Je ne pense pas qu'on puisse dire que cette industrie prend le pas sur celle du cinéma : en fait, les deux se fécondent mutuellement. Avant, par exemple, beaucoup de jeux vidéo étaient inspirés par des films, dont ils étaient des "sous-produits". Aujourd'hui, c'est le contraire : des jeux vidéo vont inspirer des films, comme Lara Croft avec Angelina Jolie, l'adaptation cinématographique du jeu Assassin's Creed, celle de Prince of Persia ou encore de Hitman. Il est vrai ceci dit que l'industrie des jeux devient aussi importante que celle du cinéma : un jeu comme GTA peut coûter autant qu'un blockbuster américain -comptez plusieurs centaines de millions de dollars pour la production d'un jeu de ce niveau, plus 30 % de ce montant pour les dépenses marketing. Quant à l'interpénétration et à la fécondation croisée dont je parlais tout à l'heure, elle se traduit par le fait que le scénariste du film Traffic, Stephen Gaghan, a collaboré au scénario du prochain Call of Duty. Dans le prochain jeu de David Cage, Beyond  Two Souls, la production a fait appel à Ellen Page et Willem Dafoe, qui ont joué les doublures numériques pour le jeu grâce au mécanisme du "motion capture".

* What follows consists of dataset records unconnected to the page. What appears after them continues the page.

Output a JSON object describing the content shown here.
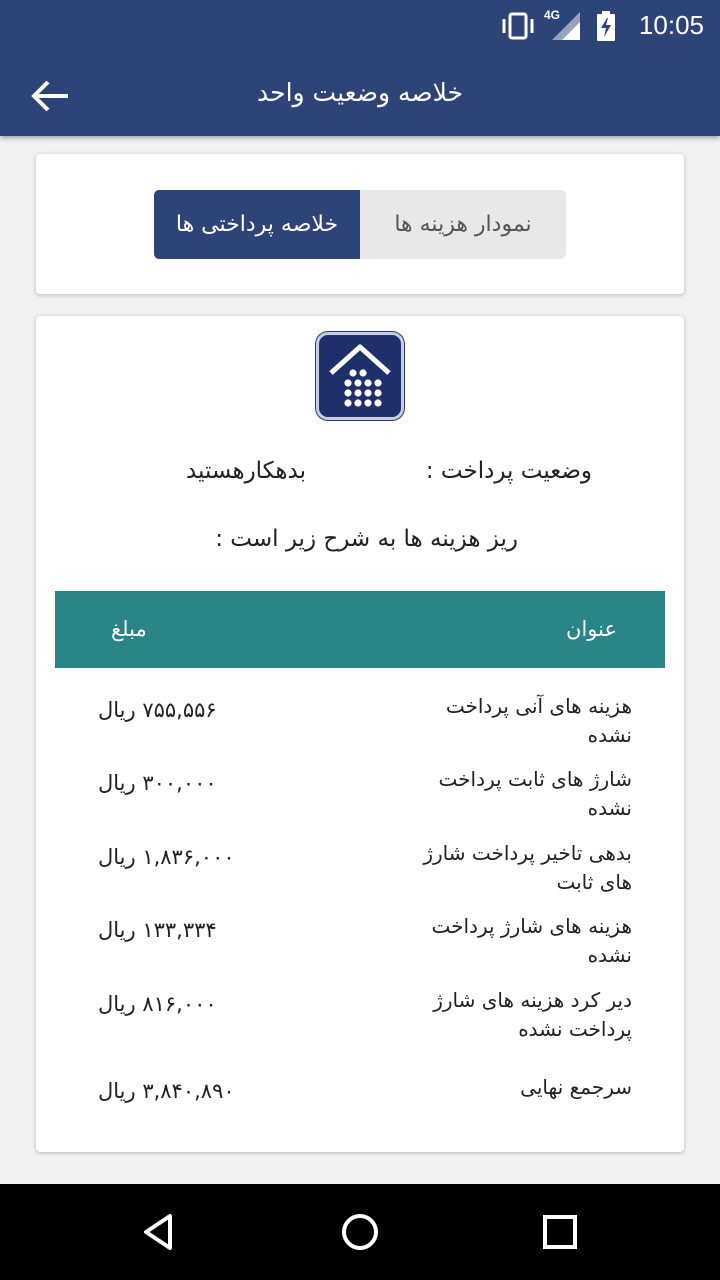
{
  "status_bar": {
    "time": "10:05",
    "network_label": "4G",
    "icons": [
      "vibrate-icon",
      "signal-icon",
      "battery-charging-icon"
    ]
  },
  "app_bar": {
    "title": "خلاصه وضعیت واحد",
    "back_icon": "arrow-back-icon"
  },
  "tabs": [
    {
      "label": "خلاصه پرداختی ها",
      "active": true
    },
    {
      "label": "نمودار هزینه ها",
      "active": false
    }
  ],
  "summary": {
    "logo_icon": "building-keypad-icon",
    "payment_status_label": "وضعیت پرداخت :",
    "payment_status_value": "بدهکارهستید",
    "subtitle": "ریز هزینه ها به شرح زیر است :"
  },
  "table": {
    "headers": {
      "title": "عنوان",
      "amount": "مبلغ"
    },
    "rows": [
      {
        "title": "هزینه های آنی پرداخت نشده",
        "amount": "۷۵۵,۵۵۶ ریال"
      },
      {
        "title": "شارژ های ثابت پرداخت نشده",
        "amount": "۳۰۰,۰۰۰ ریال"
      },
      {
        "title": "بدهی تاخیر پرداخت شارژ های ثابت",
        "amount": "۱,۸۳۶,۰۰۰ ریال"
      },
      {
        "title": "هزینه های شارژ پرداخت نشده",
        "amount": "۱۳۳,۳۳۴ ریال"
      },
      {
        "title": "دیر کرد هزینه های شارژ پرداخت نشده",
        "amount": "۸۱۶,۰۰۰ ریال"
      },
      {
        "title": "سرجمع نهایی",
        "amount": "۳,۸۴۰,۸۹۰ ریال"
      }
    ]
  },
  "nav_bar": {
    "icons": [
      "back-triangle-icon",
      "home-circle-icon",
      "recents-square-icon"
    ]
  },
  "colors": {
    "primary": "#2d4478",
    "table_header": "#2a8586",
    "tab_inactive": "#e8e8e8"
  }
}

Quels jeux français se sont bien vendus ?

On peut tout de suite citer Rayman, bien sûr, ou encore Alone in the Dark, de Frédérick Raynal, on peut citer aussi les Lapins Crétins, produits par Ubisoft : même si cette société a beaucoup investi à Montréal, elle reste un porte étendard du génie français ! D'ailleurs Barack Obama a indiqué un jour qu’il avait acheté pour sa fille le jeu Raving Rabbids (version américaine du jeu Les lapins crétins, NDLR). Je voudrais aussi ajouter, pour faire écho à votre question sur le rayonnement culturel, que le jeu du Français Eric Chahi fait partie des collections permanentes du Moma (Musée d'art moderne de New York, NDLR).